Страница 73 из 76
Надо только найти могилу Вани, ту, где он лежит, поджидая меня, уже давно лежит, уже непохожий на себя, наверно, но тот же самый, каким я его знаю и помню. Вот конец проезжей дороги. От этого большого одинокого дерева, я вспоминаю, мы понесли Ваню на руках между других могил, а их много, в дальний угол кладбища почему-то. Я выбираю тропку и медленно иду, различая дорогу, тихо говоря: здравствуйте, здравствуйте. Конечно, найти нелегко, но я в себе уверен. Однажды все-таки спотыкаюсь о какой-то корень и падаю. Но встаю. Я же живой. Поэтому встаю, не разбив бутылку и не сильно ушибясь. Мне кажется, что я приблизился. На могиле Вани уложена гранитная плита — так мне сказала по телефону Нина, с которой я не сумел встретиться, хоть и обещал. Есть такие плиты. Вон там и вот тут. Я чиркаю спичками. Но я не учел, что из-за оградок не могу прочитать надписи. Может быть, эта. Или та. Их ведь много, и под каждой кто-то есть, кто-то лежит.
А вот неогороженная могила с плитой. Я могу прочитать и читаю при свете спички: ЕЛИЗАВЕТА СЕРГЕЕВНА САМОХИНА 1956–1990 — кажется, так.
Елизавета. Молодая, незнакомая мне женщина. Она умерла в тридцать четыре года. А Ваня умер в сорок лет, и он где-то недалеко. Я знаю, что он где-то совсем рядом, и он, наверно, не обидится, что я его не нашел. Я все равно поблизости, и я здесь ради него.
— Не обижайся, Иван, — бормочу я, присаживаясь на край плиты Елизаветы Самохиной.
Зубами надкусываю и срываю пробку с бутылки. Слез во мне нет — откуда их взять? Ване мои слезы и не нужны, я знаю. Прошу и меня не оплакивать, когда придет время, — зачем? Вы тоже смертны, это точно.

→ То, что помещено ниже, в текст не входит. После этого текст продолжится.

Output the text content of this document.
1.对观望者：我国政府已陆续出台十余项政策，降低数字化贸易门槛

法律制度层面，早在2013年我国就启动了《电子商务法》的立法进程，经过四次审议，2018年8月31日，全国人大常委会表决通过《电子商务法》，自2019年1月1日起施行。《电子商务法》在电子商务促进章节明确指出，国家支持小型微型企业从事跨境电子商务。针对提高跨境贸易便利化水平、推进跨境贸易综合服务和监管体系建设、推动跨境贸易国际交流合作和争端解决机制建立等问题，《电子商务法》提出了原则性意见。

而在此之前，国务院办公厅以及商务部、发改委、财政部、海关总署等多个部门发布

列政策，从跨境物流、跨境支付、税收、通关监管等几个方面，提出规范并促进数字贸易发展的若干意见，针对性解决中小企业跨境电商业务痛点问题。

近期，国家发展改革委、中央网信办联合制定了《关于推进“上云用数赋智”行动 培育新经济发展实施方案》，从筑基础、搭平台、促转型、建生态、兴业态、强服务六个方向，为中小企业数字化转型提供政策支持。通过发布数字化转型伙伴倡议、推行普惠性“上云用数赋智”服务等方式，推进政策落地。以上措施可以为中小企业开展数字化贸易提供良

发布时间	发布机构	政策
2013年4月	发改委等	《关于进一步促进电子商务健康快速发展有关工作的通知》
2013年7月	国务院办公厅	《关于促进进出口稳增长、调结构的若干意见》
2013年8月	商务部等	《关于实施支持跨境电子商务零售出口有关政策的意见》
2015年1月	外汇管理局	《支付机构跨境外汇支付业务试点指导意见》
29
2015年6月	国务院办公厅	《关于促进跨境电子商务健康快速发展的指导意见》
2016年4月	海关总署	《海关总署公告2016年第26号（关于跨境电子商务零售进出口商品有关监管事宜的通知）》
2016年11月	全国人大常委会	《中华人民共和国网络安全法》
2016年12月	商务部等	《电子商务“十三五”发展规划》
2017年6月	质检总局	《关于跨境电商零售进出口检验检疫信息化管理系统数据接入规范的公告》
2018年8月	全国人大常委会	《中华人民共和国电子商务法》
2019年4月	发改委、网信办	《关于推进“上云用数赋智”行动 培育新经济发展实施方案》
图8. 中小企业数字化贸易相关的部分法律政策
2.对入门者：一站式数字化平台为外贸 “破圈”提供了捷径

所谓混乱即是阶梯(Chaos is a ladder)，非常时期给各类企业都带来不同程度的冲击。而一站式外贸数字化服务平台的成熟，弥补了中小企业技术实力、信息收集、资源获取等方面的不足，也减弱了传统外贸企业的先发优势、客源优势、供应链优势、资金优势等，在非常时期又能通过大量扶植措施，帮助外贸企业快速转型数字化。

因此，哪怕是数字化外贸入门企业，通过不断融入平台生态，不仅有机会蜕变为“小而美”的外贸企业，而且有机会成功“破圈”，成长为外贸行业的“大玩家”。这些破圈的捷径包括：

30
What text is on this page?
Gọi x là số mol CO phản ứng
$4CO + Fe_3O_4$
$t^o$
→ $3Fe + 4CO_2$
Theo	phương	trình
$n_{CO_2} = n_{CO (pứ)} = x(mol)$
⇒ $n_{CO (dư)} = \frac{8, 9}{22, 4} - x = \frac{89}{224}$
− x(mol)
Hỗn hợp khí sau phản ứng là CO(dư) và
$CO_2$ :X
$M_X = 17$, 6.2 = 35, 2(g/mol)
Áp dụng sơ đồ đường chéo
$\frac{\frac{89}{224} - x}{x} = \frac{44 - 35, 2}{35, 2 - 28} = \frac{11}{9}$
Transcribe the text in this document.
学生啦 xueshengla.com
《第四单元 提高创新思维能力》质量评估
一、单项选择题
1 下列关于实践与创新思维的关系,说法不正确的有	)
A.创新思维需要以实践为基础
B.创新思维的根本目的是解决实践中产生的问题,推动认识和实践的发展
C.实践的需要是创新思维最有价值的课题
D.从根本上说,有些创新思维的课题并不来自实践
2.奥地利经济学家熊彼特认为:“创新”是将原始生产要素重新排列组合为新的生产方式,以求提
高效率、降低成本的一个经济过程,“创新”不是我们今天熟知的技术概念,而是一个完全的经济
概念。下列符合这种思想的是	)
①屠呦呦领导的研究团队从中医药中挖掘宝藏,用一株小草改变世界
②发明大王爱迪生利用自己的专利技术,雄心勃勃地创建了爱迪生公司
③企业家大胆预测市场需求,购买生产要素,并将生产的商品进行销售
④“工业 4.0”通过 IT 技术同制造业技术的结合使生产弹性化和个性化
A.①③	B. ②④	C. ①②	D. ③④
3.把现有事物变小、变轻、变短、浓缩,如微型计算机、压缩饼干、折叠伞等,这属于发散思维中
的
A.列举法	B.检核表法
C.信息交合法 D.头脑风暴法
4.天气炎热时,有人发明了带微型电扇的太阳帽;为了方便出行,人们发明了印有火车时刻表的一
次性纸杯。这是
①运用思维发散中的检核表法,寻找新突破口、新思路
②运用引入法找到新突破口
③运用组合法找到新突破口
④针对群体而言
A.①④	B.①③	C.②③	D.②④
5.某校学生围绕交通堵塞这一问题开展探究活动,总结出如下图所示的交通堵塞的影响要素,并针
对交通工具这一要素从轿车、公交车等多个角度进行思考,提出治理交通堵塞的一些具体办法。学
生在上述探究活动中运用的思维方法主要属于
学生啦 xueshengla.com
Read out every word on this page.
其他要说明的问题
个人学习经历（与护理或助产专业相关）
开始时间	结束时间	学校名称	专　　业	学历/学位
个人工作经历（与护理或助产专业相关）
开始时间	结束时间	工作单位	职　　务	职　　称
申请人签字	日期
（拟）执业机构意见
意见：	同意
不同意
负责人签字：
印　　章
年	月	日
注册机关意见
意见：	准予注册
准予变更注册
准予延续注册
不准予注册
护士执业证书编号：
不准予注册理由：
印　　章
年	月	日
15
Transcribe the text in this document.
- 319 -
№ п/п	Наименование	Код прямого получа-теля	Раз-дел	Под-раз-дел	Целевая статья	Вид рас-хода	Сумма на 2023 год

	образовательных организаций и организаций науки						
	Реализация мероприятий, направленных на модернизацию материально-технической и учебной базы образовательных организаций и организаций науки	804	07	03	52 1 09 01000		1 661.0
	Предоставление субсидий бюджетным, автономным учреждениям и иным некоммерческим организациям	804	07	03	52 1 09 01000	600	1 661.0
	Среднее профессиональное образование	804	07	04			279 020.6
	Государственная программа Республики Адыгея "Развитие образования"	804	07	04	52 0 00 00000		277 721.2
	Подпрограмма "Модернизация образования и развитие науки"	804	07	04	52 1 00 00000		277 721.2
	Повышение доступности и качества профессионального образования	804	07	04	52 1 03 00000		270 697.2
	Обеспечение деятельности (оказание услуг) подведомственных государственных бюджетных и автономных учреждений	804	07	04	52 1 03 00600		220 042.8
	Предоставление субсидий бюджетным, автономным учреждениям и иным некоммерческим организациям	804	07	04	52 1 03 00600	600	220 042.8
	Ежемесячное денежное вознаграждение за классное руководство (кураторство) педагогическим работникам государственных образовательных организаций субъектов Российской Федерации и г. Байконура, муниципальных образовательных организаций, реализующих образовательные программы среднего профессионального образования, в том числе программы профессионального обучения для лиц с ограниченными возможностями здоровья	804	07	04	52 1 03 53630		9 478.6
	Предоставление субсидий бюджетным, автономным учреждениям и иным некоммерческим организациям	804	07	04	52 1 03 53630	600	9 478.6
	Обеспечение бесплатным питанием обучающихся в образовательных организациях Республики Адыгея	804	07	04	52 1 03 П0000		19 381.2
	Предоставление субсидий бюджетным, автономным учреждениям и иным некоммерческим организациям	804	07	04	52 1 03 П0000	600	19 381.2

Жила-была Елизавета Самохина. Жил-был Ваня Медведев. Жил-поживал Юрий Теодоров. Нет ничего проще. Так просто, что дальше некуда. Поэтому я не плачу. Я пью из горлышка длинно и взахлеб, проливая на себя таксишное вино — за Ваню и себя. Я курю затем, думая о Ване, о себе, о Елизавете Семеновой, о Клавдии, дочери Оле, о братьях и родителях, друзьях и приятелях, как всегда и везде, в любом месте — обо всех, кого знаю, и о незнакомых тоже, обо всех нижних и верхних, и это мне нетрудно. Я легко могу думать обо всех сразу и о каждом в отдельности, потому что, разобраться, люблю всех сразу и каждого в отдельности, как могу и хочу. Но меня бьет сильная дрожь, меня начинает колотить. Я же живой, надо понять. Я еще не присоединился к Ване и не знаю тамошних обычаев. Я выпью еще — и я выпиваю, а бутылку с небольшим остатком — правильно ли? — ставлю на плиту Елизаветы Самохиной. Иван, я пойду. Я побреду, Ваня, дальше, ладно? Я еще приду вскоре — может быть, насовсем. Меня колотит так и так качает, что могу потревожить мертвых. Пойду, побреду. Иван. До свиданья. Толстячок, до встречи. Не сердись.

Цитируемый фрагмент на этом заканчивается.